When you wrote about Follette's book about young learners, I thought you meant The Pillars of the Earth. At places it looks as if some 10 year old wrote it, specially when characters talk. Dialogue is absolutely rubbish. How could this man mange to sell millions of copies. I am really amazed.

kasie
06-17-2010, 06:51 AM
I'm at a bit of a loss at to why you think it's a Classic, KC, it's only about twenty years old.

I think it has recently been revamped with a new cover because last year Follett wrote a sequel, World Without End (which I guess you will not be rushing out to buy :) ) and the publishers were no doubt trying hard to push sales of the older book to tie in with it.

This is just a personal opinion but whenever I see rave reviews such as you quote, I can't help feeling there is an element of self-congratulation in the reviewers for having managed to finish such a mighty tome - cf LotR, HP, TDaVC. They are possibly not normally 'readers' of any book that requires lengthy attention, it seems to me.

( btw - I think the book you should avoid for its dire style was The Hammer of God.)

Kafka's Crow
06-18-2010, 06:43 AM
It is repeatedly called "a modern classic" in many online reviews. It was voted 33rd in Nation's Favourite 200 Books (a survey by the BBC). I finished reading it this morning. What a relief! Now my all-time worst books:
1) The Pillars of the Earth by Ken Follett
2)The Return of the Soldier by Rebecca West
3) Moon Palace by Paul Auster

Nothing can beat Follett's book though.

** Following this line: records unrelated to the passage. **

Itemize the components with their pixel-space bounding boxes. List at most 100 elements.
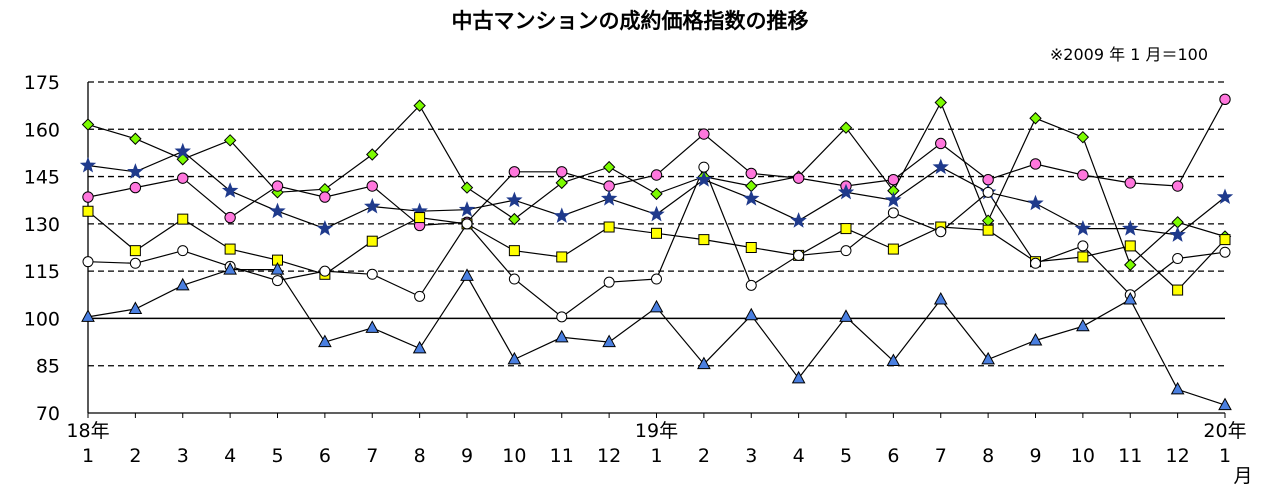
- series-markers: [79, 142, 1234, 242]
- data-point: [554, 329, 569, 343]
- data-point: [508, 273, 520, 285]
- series-markers: [81, 96, 1232, 272]
- x-tick-label: 10: [502, 445, 526, 467]
- data-point: [177, 213, 189, 225]
- y-tick-label: 115: [24, 261, 60, 283]
- data-point: [319, 265, 331, 277]
- data-point: [887, 243, 899, 255]
- data-point: [982, 186, 994, 198]
- data-point: [271, 180, 284, 192]
- data-point: [460, 181, 474, 194]
- x-tick-label: 8: [414, 445, 426, 467]
- y-tick-label: 175: [24, 72, 60, 94]
- x-tick-label: 1: [1219, 445, 1231, 467]
- data-point: [414, 212, 426, 224]
- data-point: [744, 307, 759, 321]
- series-line: [87, 269, 1226, 406]
- data-point: [743, 189, 760, 206]
- data-point: [129, 245, 141, 257]
- data-point: [1077, 169, 1089, 181]
- data-point: [1216, 188, 1234, 204]
- x-tick-label: 12: [597, 445, 621, 467]
- x-tick-label: 2: [698, 445, 710, 467]
- data-point: [129, 132, 142, 145]
- data-point: [1028, 332, 1043, 346]
- data-point: [981, 351, 995, 365]
- data-point: [506, 191, 523, 208]
- data-point: [933, 291, 948, 305]
- data-point: [1122, 219, 1139, 236]
- y-tick-label: 160: [24, 119, 60, 141]
- series-markers: [81, 262, 1232, 411]
- data-point: [82, 205, 94, 217]
- grid: [88, 81, 1225, 367]
- series-markers: [82, 161, 1231, 323]
- data-point: [1074, 219, 1092, 236]
- year-label: 18年: [66, 420, 109, 442]
- data-point: [318, 334, 332, 348]
- data-point: [1076, 130, 1090, 144]
- x-tick-label: 12: [1166, 445, 1190, 467]
- year-label: 20年: [1203, 420, 1246, 442]
- data-point: [508, 212, 521, 226]
- y-tick-label: 70: [36, 403, 60, 425]
- data-point: [602, 334, 616, 348]
- data-point: [651, 227, 662, 239]
- data-point: [224, 211, 236, 224]
- data-point: [79, 156, 97, 173]
- data-point: [982, 224, 994, 236]
- data-point: [129, 181, 142, 194]
- data-point: [1171, 180, 1184, 192]
- data-point: [458, 201, 476, 217]
- data-point: [840, 245, 852, 257]
- series-markers: [82, 93, 1231, 232]
- data-point: [1172, 284, 1184, 296]
- data-point: [413, 99, 426, 112]
- data-point: [1169, 226, 1186, 242]
- x-tick-label: 3: [177, 445, 189, 467]
- data-point: [840, 223, 852, 235]
- data-point: [366, 268, 378, 280]
- data-point: [1124, 258, 1137, 272]
- data-point: [414, 290, 426, 302]
- data-point: [129, 257, 141, 269]
- data-point: [223, 262, 237, 275]
- data-point: [508, 245, 520, 257]
- x-tick-label: 6: [887, 445, 899, 467]
- x-tick-label: 4: [793, 445, 805, 467]
- data-point: [935, 137, 947, 150]
- x-tick-label: 2: [129, 445, 141, 467]
- year-label: 19年: [635, 420, 678, 442]
- data-point: [695, 171, 713, 187]
- data-point: [1124, 240, 1136, 252]
- data-point: [698, 128, 710, 140]
- data-point: [982, 174, 994, 186]
- data-point: [887, 174, 900, 186]
- plot-area: [79, 93, 1234, 411]
- y-tick-label: 85: [36, 356, 60, 378]
- data-point: [366, 235, 378, 247]
- x-tick-label: 6: [319, 445, 331, 467]
- data-point: [1172, 253, 1184, 265]
- data-point: [981, 214, 995, 227]
- data-point: [224, 243, 236, 255]
- data-point: [177, 172, 189, 184]
- data-point: [1030, 257, 1041, 269]
- data-point: [127, 163, 144, 179]
- x-tick-label: 8: [982, 445, 994, 467]
- data-point: [600, 189, 618, 206]
- data-point: [175, 277, 190, 291]
- data-point: [790, 212, 807, 228]
- data-point: [319, 191, 331, 203]
- x-tick-label: 9: [1029, 445, 1041, 467]
- x-tick-label: 1: [82, 445, 94, 467]
- x-tick-label: 7: [366, 445, 378, 467]
- data-point: [1218, 397, 1232, 411]
- data-point: [1123, 291, 1138, 305]
- data-point: [556, 311, 568, 323]
- data-point: [364, 197, 381, 214]
- data-point: [365, 320, 380, 333]
- data-point: [650, 169, 663, 181]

It only gets worse towards the end.

kasie
06-20-2010, 07:27 AM
I see where you are coming from now, KC: bear in mind however that the BBC poll was entitled Favourite books, not Best books - I think this has been discussed at some length in other threads - and the results of the survey were quite unstructured, so you have children's favourites mixed in with adult favourites mixed in with (then) current best sellers/film/tv adaptations. (For example, I seem to remember that somewhere on the list was Dodie Smith's I Capture the Castle - before the film came out, I was hard put to find anyone else who had heard of it , let alone read it.) The list also reflected titles that frequently appear as set books in UK exams - I'm sure that, for some people, studying just one or two texts is all the close reading they do in a lifetime and leaves them with a love it or hate it attitude to the books concerned.

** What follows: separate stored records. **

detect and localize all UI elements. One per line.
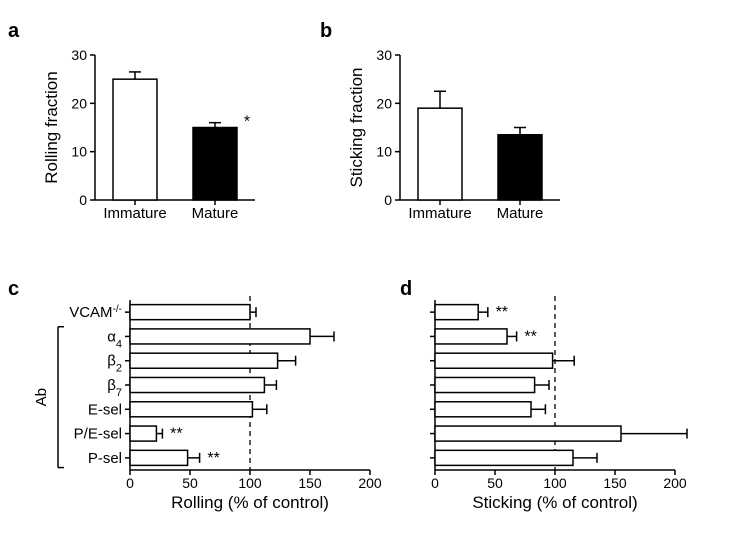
svg-text:0: 0 (126, 475, 134, 491)
svg-text:150: 150 (298, 475, 322, 491)
svg-text:**: ** (524, 328, 536, 345)
svg-text:E-sel: E-sel (88, 401, 122, 418)
panel-label-c: c (8, 278, 19, 301)
svg-text:200: 200 (358, 475, 382, 491)
svg-text:Mature: Mature (497, 205, 544, 222)
panel-label-d: d (400, 278, 412, 301)
svg-text:Rolling fraction: Rolling fraction (42, 71, 61, 183)
svg-text:50: 50 (182, 475, 198, 491)
svg-text:α4: α4 (107, 328, 122, 350)
figure-svg: 0 10 20 30 Rolling fraction Immature * Mature 0 1… (0, 0, 753, 538)
svg-text:100: 100 (238, 475, 262, 491)
svg-text:20: 20 (71, 95, 87, 111)
svg-text:**: ** (170, 426, 182, 443)
svg-text:β2: β2 (107, 353, 122, 375)
svg-text:10: 10 (71, 144, 87, 160)
svg-text:Sticking (% of control): Sticking (% of control) (472, 493, 637, 512)
svg-text:150: 150 (603, 475, 627, 491)
panel-label-b: b (320, 20, 332, 43)
svg-text:β7: β7 (107, 377, 122, 399)
svg-text:VCAM-/-: VCAM-/- (69, 304, 122, 322)
svg-text:Mature: Mature (192, 205, 239, 222)
svg-text:0: 0 (79, 192, 87, 208)
svg-text:Ab: Ab (33, 388, 50, 406)
svg-text:Immature: Immature (103, 205, 166, 222)
panel-label-a: a (8, 20, 19, 43)
svg-text:10: 10 (376, 144, 392, 160)
svg-text:P-sel: P-sel (88, 450, 122, 467)
svg-text:0: 0 (431, 475, 439, 491)
svg-text:P/E-sel: P/E-sel (74, 426, 122, 443)
svg-text:*: * (244, 114, 250, 131)
svg-text:200: 200 (663, 475, 687, 491)
svg-text:Rolling (% of control): Rolling (% of control) (171, 493, 329, 512)
svg-text:30: 30 (376, 47, 392, 63)
svg-text:0: 0 (384, 192, 392, 208)
svg-text:50: 50 (487, 475, 503, 491)
svg-text:100: 100 (543, 475, 567, 491)
svg-text:20: 20 (376, 95, 392, 111)
svg-text:**: ** (496, 304, 508, 321)
svg-text:30: 30 (71, 47, 87, 63)
svg-text:Sticking fraction: Sticking fraction (347, 68, 366, 188)
svg-text:**: ** (207, 450, 219, 467)
svg-text:Immature: Immature (408, 205, 471, 222)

I still think that to call PotE a 'Classic' is a touch of publishers' hyperbole ('puff' as it used to be called) and should be taken with a (large) pinch of salt. :smile5:

Pecksie
06-23-2010, 08:44 AM
Personally, I am leaning towards Crime And Punishment by Fyodor Dostoevsky. But that's offtopic.

:smilewinkgrin:


I'm sure that, for some people, studying just one or two texts is all the close reading they do in a lifetime and leaves them with a love it or hate it attitude to the books concerned.

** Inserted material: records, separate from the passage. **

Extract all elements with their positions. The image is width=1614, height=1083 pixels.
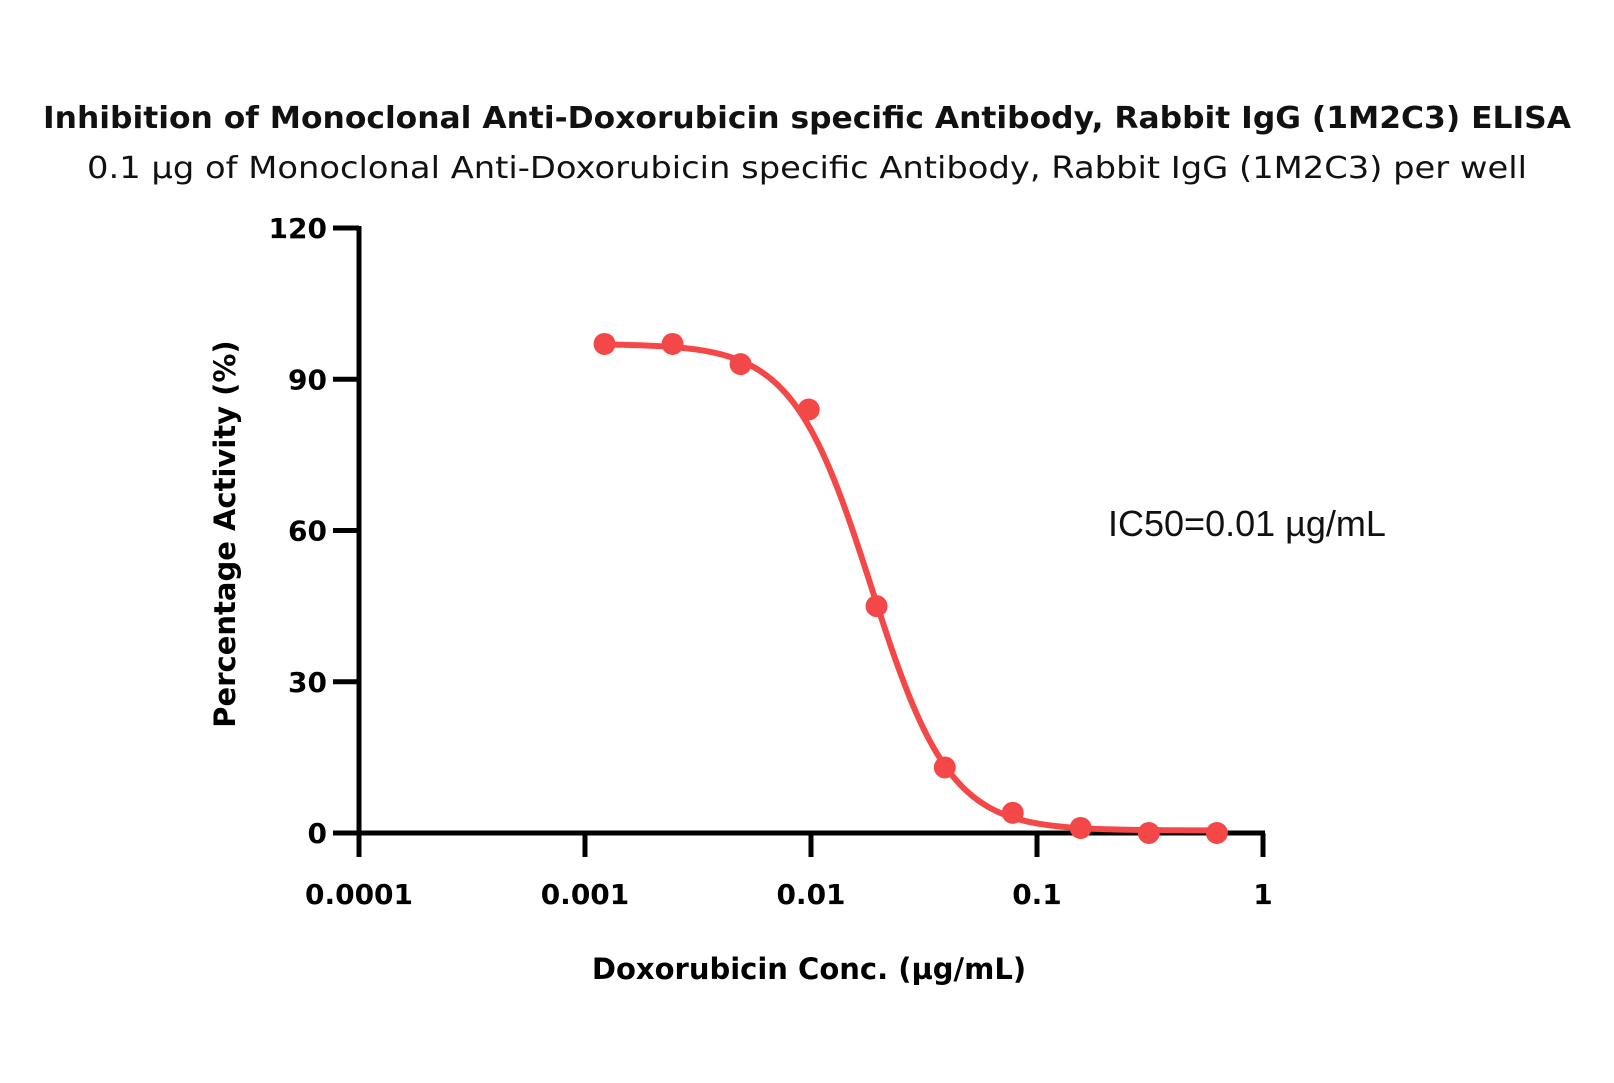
y-axis-label: Percentage Activity (%): [208, 340, 242, 727]
y-tick-label: 60: [288, 515, 327, 548]
chart-title: Inhibition of Monoclonal Anti-Doxorubici…: [43, 101, 1572, 136]
data-point: [1137, 822, 1160, 844]
fit-curve: [601, 341, 1220, 834]
data-point: [797, 398, 820, 421]
data-point: [593, 332, 616, 355]
data-point: [661, 332, 684, 355]
x-tick-label: 0.0001: [305, 878, 413, 911]
ic50-annotation: IC50=0.01 µg/mL: [1108, 503, 1386, 544]
data-point: [1069, 816, 1092, 839]
x-axis-ticks: 0.0001 0.001 0.01 0.1 1: [305, 833, 1273, 911]
data-point: [933, 756, 956, 779]
data-point: [865, 595, 888, 618]
y-axis-ticks: 0 30 60 90 120: [269, 212, 359, 850]
data-point: [729, 353, 752, 376]
data-point: [1205, 822, 1228, 844]
x-tick-label: 1: [1253, 878, 1272, 911]
y-tick-label: 0: [308, 817, 327, 850]
x-tick-label: 0.1: [1012, 878, 1062, 911]
chart-subtitle: 0.1 µg of Monoclonal Anti-Doxorubicin sp…: [87, 151, 1527, 186]
x-tick-label: 0.01: [776, 878, 845, 911]
y-tick-label: 120: [269, 212, 327, 245]
y-tick-label: 90: [288, 363, 327, 396]
x-axis-label: Doxorubicin Conc. (µg/mL): [592, 952, 1026, 986]
y-tick-label: 30: [288, 666, 327, 699]
x-tick-label: 0.001: [541, 878, 630, 911]
data-point: [1001, 801, 1024, 824]
data-points: [593, 332, 1228, 844]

That is very true! In the Amazon website, for example, it's very common to find lots of reviews beginning 'I had to read this book for school and I HATED IT...' (or its 'positive' variant, 'I had to read this book for school and thought it would be AWFUL but I LOVED IT...') --- that kind of thing.

How sad to think that so many people read only a few books in the course of their lives. At least for people like us, who love reading so much.

I know this is way off-topic, but ---since we're talking about people who don't read--- I can't resist mentioning the anecdote of the Argentine model (her name varies according to the teller, so it may be an urban myth) who was asked whether she preferred Ortega or Gasset ('y' means 'and' in Spanish, so 'Ortega y Gasset' could be understood to mean 'Ortega and Gasset' by someone who didn't know the name) and after a moment's hesitation replied: 'Gasset!' In another story, another model (or maybe the same one) is asked about her favourite book, and she names Paulo Coelho's 'The Alchemist'. The reporter then asks, 'Oh, really? And what was it about?', to which she dumbly replies: 'Uh... I can't remember'. :ack2:

Scheherazade
06-23-2010, 09:17 AM
I am filled with a strong urge to read this now.